Read online Read online

The use of high-field superconducting magnets has furthered the development of medical diagnosis, fusion research, accelerators, and particle physics. High-temperature superconductors enable magnets more powerful than those possible with Nb-Ti (superconducting transition temperature T_{c} of 9.2 K) and Nb_{3}Sn (T_{c} of 18.4 K) conductors due to their very high critical field B_{c2} of greater than 100 T near 4.2 K. However, the development of high-field accelerator magnets using high-temperature superconductors is still at its early stage.
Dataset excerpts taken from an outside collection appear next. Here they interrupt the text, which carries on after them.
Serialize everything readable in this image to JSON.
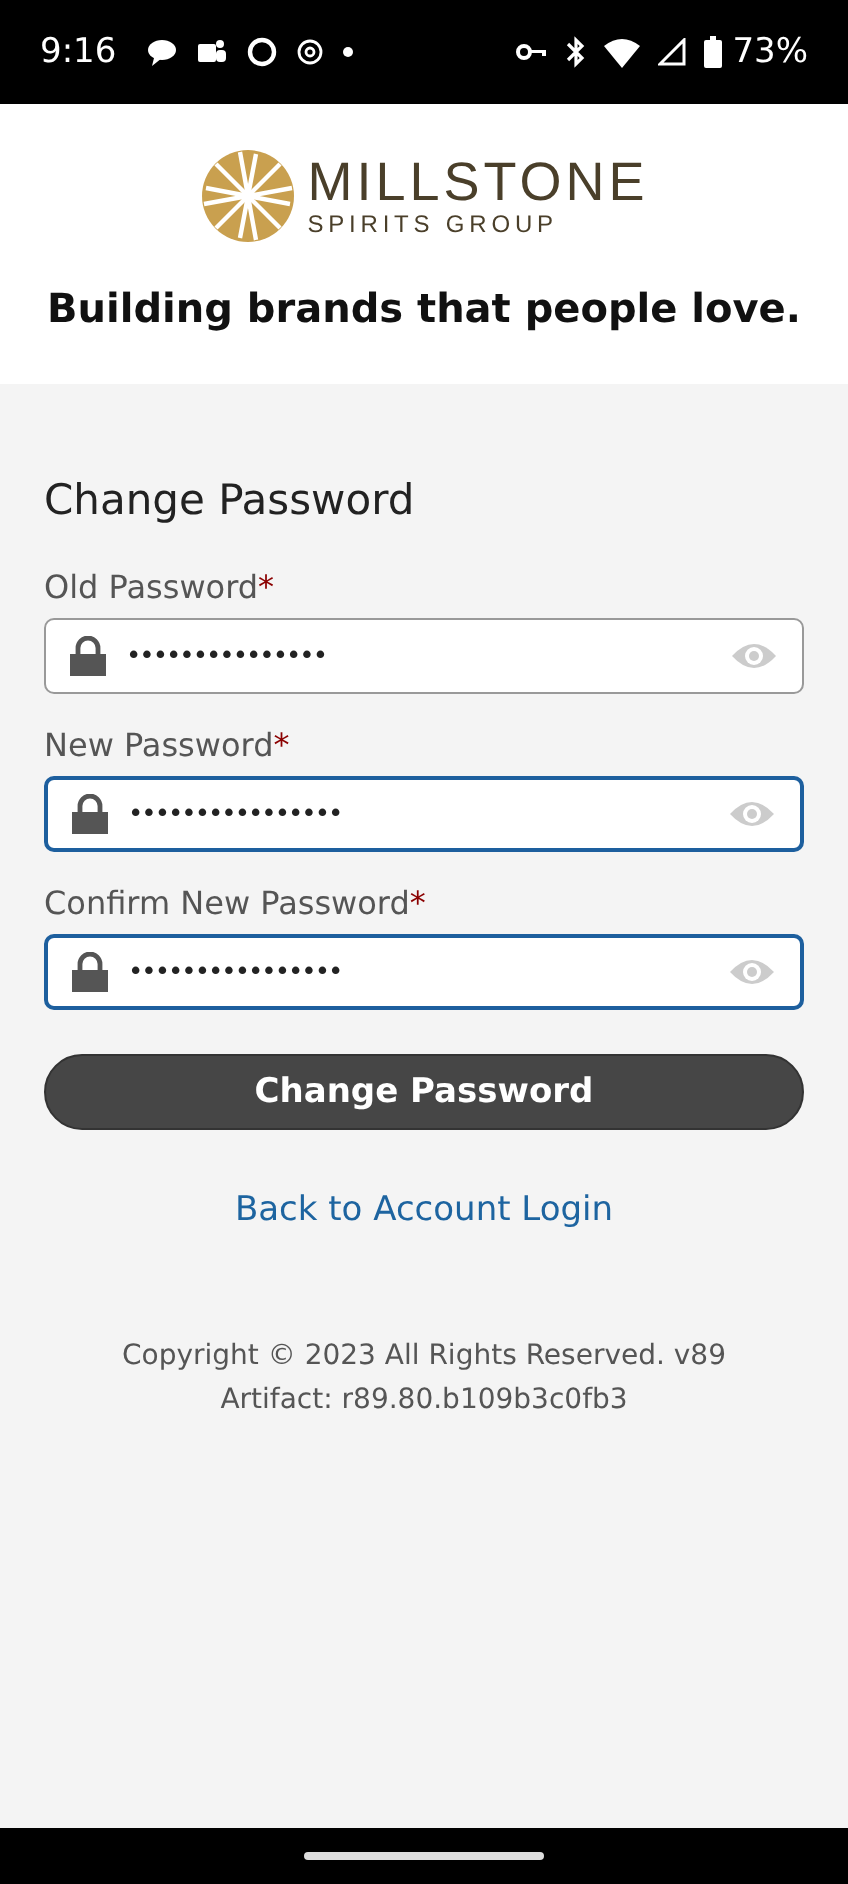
{
  "status_bar": {
    "time": "9:16",
    "battery": "73%"
  },
  "header": {
    "brand": "MILLSTONE",
    "brand_sub": "SPIRITS GROUP",
    "tagline": "Building brands that people love."
  },
  "form": {
    "title": "Change Password",
    "fields": [
      {
        "label": "Old Password",
        "required_mark": "*",
        "value": "•••••••••••••••",
        "highlighted": false
      },
      {
        "label": "New Password",
        "required_mark": "*",
        "value": "••••••••••••••••",
        "highlighted": true
      },
      {
        "label": "Confirm New Password",
        "required_mark": "*",
        "value": "••••••••••••••••",
        "highlighted": true
      }
    ],
    "submit": "Change Password",
    "link": "Back to Account Login"
  },
  "footer": {
    "copyright": "Copyright © 2023 All Rights Reserved. v89 Artifact: r89.80.b109b3c0fb3"
  }
}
We report the construction of the world’s first high-temperature superconducting Bi_{2}Sr_{2}CaCu_{2}O_{x} (Bi-2212 with T_{c} of ∼82 K) accelerator dipole magnet. The magnet is based on a canted-cosine-theta design with Bi-2212 Rutherford cables. A high critical current was achieved by an overpressure processing heat treatment. The magnet was constructed from a nine-strand Rutherford cable made from industrial 0.8 mm wires. At 4.2 K, it reached a quench current of 3600 A and a dipole field of 1.64 T in a bore of 31 mm. The magnet did not exhibit the undesirable quench training common in Nb-Ti and Nb_{3}Sn accelerator magnets. It quenched a dozen times without degradation. The magnet exhibited low magnetic field hysteresis (<0.1%) as measured by a cryogenic Hall sensor. It was fast cycled to 1.47 T at 0.54 T/s without quenches. This work validates the canted-cosine-theta Bi-2212 dipole magnet design, illustrates the fabrication scheme, and establishes an initial performance benchmark.